In the State of Bahrain, an Emirate that became a Kingdom in 2002, ruled since the 18th century by the royal family of the Al Khalifa under British aegis and became independent in 1971, the Sharia law (islamic law) is the primary source of legislation. The Constitution protects the freedom of conscience and the inviolability of places of worship, but reiterates that these guarantees are exercised in compliance with the customs observed in the country. So, for example, Muslims are in fact not allowed to convert to other faiths, even if no laws have been passed that criminalize conversion. In this pre-established framework, the Sovereigns of the Al Khalifa family have shown effective benevolence towards the Catholic Church and its communities.
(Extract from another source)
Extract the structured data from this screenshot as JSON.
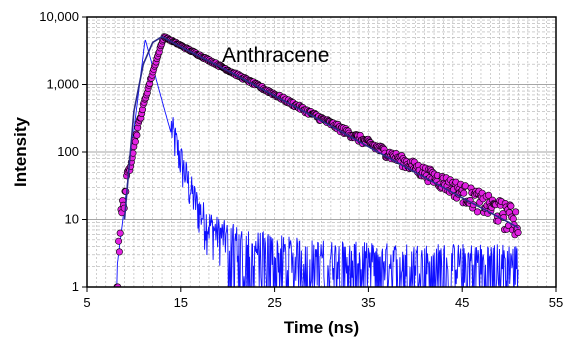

The Church of the Sacred Heart in Manama, built in 1939 on land donated by the Emir of the time, was the first Catholic place of worship built in the Gulf countries in modern times. In 2008, the current King Hamad Bin Isa Al Khalifa was received in Castel Gandolfo by Pope Benedict XVI, and had invited the Pope to make an apostolic journey to the Kingdom. In the same year, the first Ambassador of Bahrain to the Holy See was accredited. Thirteen years later, on November 25, 2021, King Hamad himself sent a close collaborator to Rome to deliver an official invitation to Pope Francis to visit Bahrain (see Fides, 26/11/2021). In the invitation letter, the Sovereign dwelt on the «fundamental and leading role played by Pope Francis in establishing and promoting interreligious dialogue and understanding between various cultures and civilizations, as well as in spreading the values of human brotherhood and coexistence. among all». The King of Bahrain also expressed to the Successor of Peter his full consent to the Document on Human Fraternity for World Peace and Living Together – signed on February 4, 2019 in Abu Dhabi by the Bishop of Rome and Sheikh Ahmed al Tayyeb, Grand Imam of al Azhar – together with the conviction that on the principles contained in that text one can try to build «a more prosperous future for all humanity».
The intuition of the “missionary bishops” and the Abu Dhabi Document
The adhesion expressed by Monarchs and senior Muslim leaders to the Abu Dhabi Document confirm that the tones and contents of that text signed by the Pontiff and the Grand Imam of Al Azhar have aroused singular resonance and positive feedback in influential sectors of countries with an Islamic majority. A further sign that in that document aimed at promoting coexistence and fraternal collaboration between Christians and Muslims also echoes the realism and intuition that have characterized the recent ecclesial events in the Arabian Peninsula. The basic approach of the Abu Dhabi Document appears in harmony with the pastoral perspicacity of the Catholic bishops who have worked in those lands in recent decades. What has so far worked as a propitious factor to facilitate the life and also the growth of Christian communities in the cradle-lands of Islam.